Special Topics in Calamity Physics by Marisha Pessl

     Special Topics in Calamity Physics has many of the elements I don’t like in a story. Bratty teens, teen drinking, teen sex, teens doing drugs, possibly sketchy student-teacher interactions, and a teacher who committed suicide (or DID she!? Dun dun DUNNN), but I’m getting ahead of myself.
     Special Topics in Calamity Physics is the story of 17 year old highly intelligent, and somewhat precocious Blue Van Meer (so named by her late mother who was interested in butterflies and could only seem to catch Blue Morphos). Blue and her unpleasant father (lecturer, professor, womanizer, and well rounded intellectual) have been leading a transient life since Blue’s mother died. She’s been in and out of schools all her life, until her senior year when they decide to spend one whole year at a high school in Stockton, North Carolina in order to get Blue into Harvard. Blue finds herself sucked up into a strange small social group by the maneuverings of the enigmatic film teacher, Hannah Schneider. But when Hannah Schneider is found dead (allegedly a suicide), Blue takes on the mysterious life and death of her former teacher armed only with her wit and cultural lexicon (I actually have no idea what “cultural lexicon” really means, I merely stole it from the back of the book)
     Ok, this is an exciting story.

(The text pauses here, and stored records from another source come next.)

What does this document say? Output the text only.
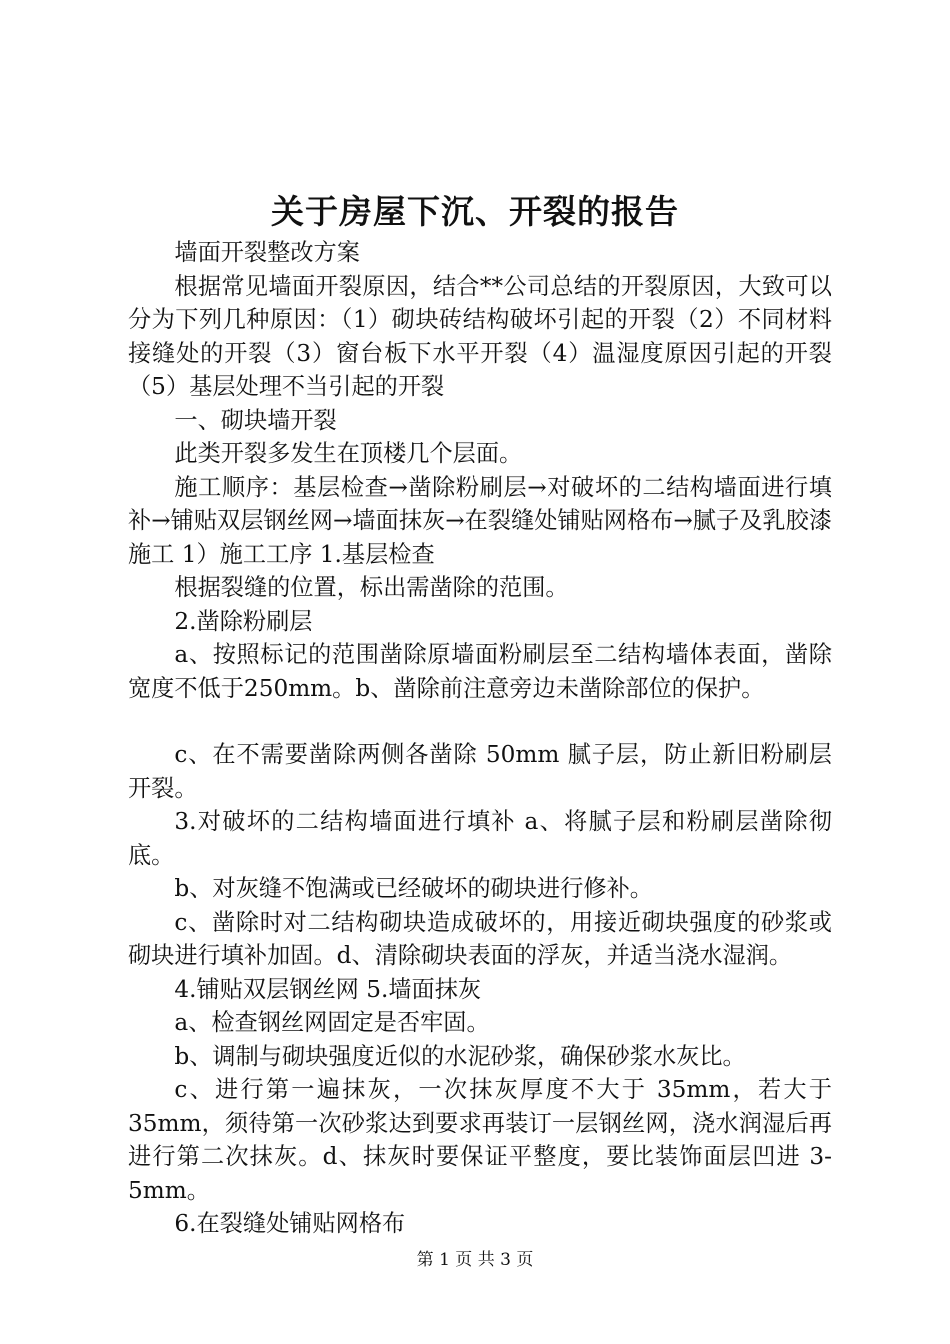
关于房屋下沉、开裂的报告

墙面开裂整改方案

根据常见墙面开裂原因，结合**公司总结的开裂原因，大致可以分为下列几种原因：（1）砌块砖结构破坏引起的开裂（2）不同材料接缝处的开裂（3）窗台板下水平开裂（4）温湿度原因引起的开裂（5）基层处理不当引起的开裂

一、砌块墙开裂

此类开裂多发生在顶楼几个层面。

施工顺序：基层检查→凿除粉刷层→对破坏的二结构墙面进行填补→铺贴双层钢丝网→墙面抹灰→在裂缝处铺贴网格布→腻子及乳胶漆施工 1）施工工序 1.基层检查

根据裂缝的位置，标出需凿除的范围。

2.凿除粉刷层

a、按照标记的范围凿除原墙面粉刷层至二结构墙体表面，凿除宽度不低于250mm。b、凿除前注意旁边未凿除部位的保护。

c、在不需要凿除两侧各凿除 50mm 腻子层，防止新旧粉刷层开裂。

3.对破坏的二结构墙面进行填补 a、将腻子层和粉刷层凿除彻底。

b、对灰缝不饱满或已经破坏的砌块进行修补。

c、凿除时对二结构砌块造成破坏的，用接近砌块强度的砂浆或砌块进行填补加固。d、清除砌块表面的浮灰，并适当浇水湿润。

4.铺贴双层钢丝网 5.墙面抹灰

a、检查钢丝网固定是否牢固。

b、调制与砌块强度近似的水泥砂浆，确保砂浆水灰比。

c、进行第一遍抹灰，一次抹灰厚度不大于 35mm，若大于35mm，须待第一次砂浆达到要求再装订一层钢丝网，浇水润湿后再进行第二次抹灰。d、抹灰时要保证平整度，要比装饰面层凹进 3-5mm。

6.在裂缝处铺贴网格布

第 1 页 共 3 页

As I mentioned at the beginning it’s not a clean story. It’s also a weird story. I can’t get over Blue and her father’s relationship and conversation. He sounds excruciatingly impressed with himself and their overly witty repartee doesn’t sound natural to me. 
     So, why did I read this book you might ask? Well, wouldn’t you read a book with that name? I think I picked it up (at Goodwill) and bought it because the title of the book gripped me. I mean, isn’t that just the craziest title you’ve ever heard?
     You may want to know why I kept reading it. Well, so do I. I guess because the mystery was so gripping. If the mystery is mysterious enough I have a compulsion to know the end. At the end; however, I’m not sure I knew much more than I did at the beginning, though there were some serious surprises. I mean, you know why Hannah died, and you know the people involved in her death, but the story leaves you feeling a little incomplete. So, I can't say it was a fulfilling read.
     The one good thing about this book was the interesting main character and her relationship with her father. Though it was hard for the author to convince me that this was an actual seventeen year old interacting with her father, I did somewhat enjoy their wordplay. I did find her a little bratty at times, but the father was so unpleasant I couldn’t quite find it in my heart to feel sorry for him. It's not a relationship I would want to have with my own parents, but it was oddly fascinating.
     Overall, I think it was one to skip despite the interesting title and pretty catchy mystery. 


Carrie said...

Even if I don't think I'd like the book, I always like reading your descriptions and thoughts. And I almost never, ever fail to chuckle through one of your reviews.

Dun dun DUNNN!

(And than you a thousand times for yesterday. I'm holding my breath to see how your super power held up.)

BerlinerinPoet said...

Great to hear! I do enjoy making people laugh.
And you are welcome a thousand times. My super power seems to be coming through so far. Of course, my superpower has been supplemented by bathtubs of tea, plenty of emergen-c, and a fair amount of grapefruit seed extract.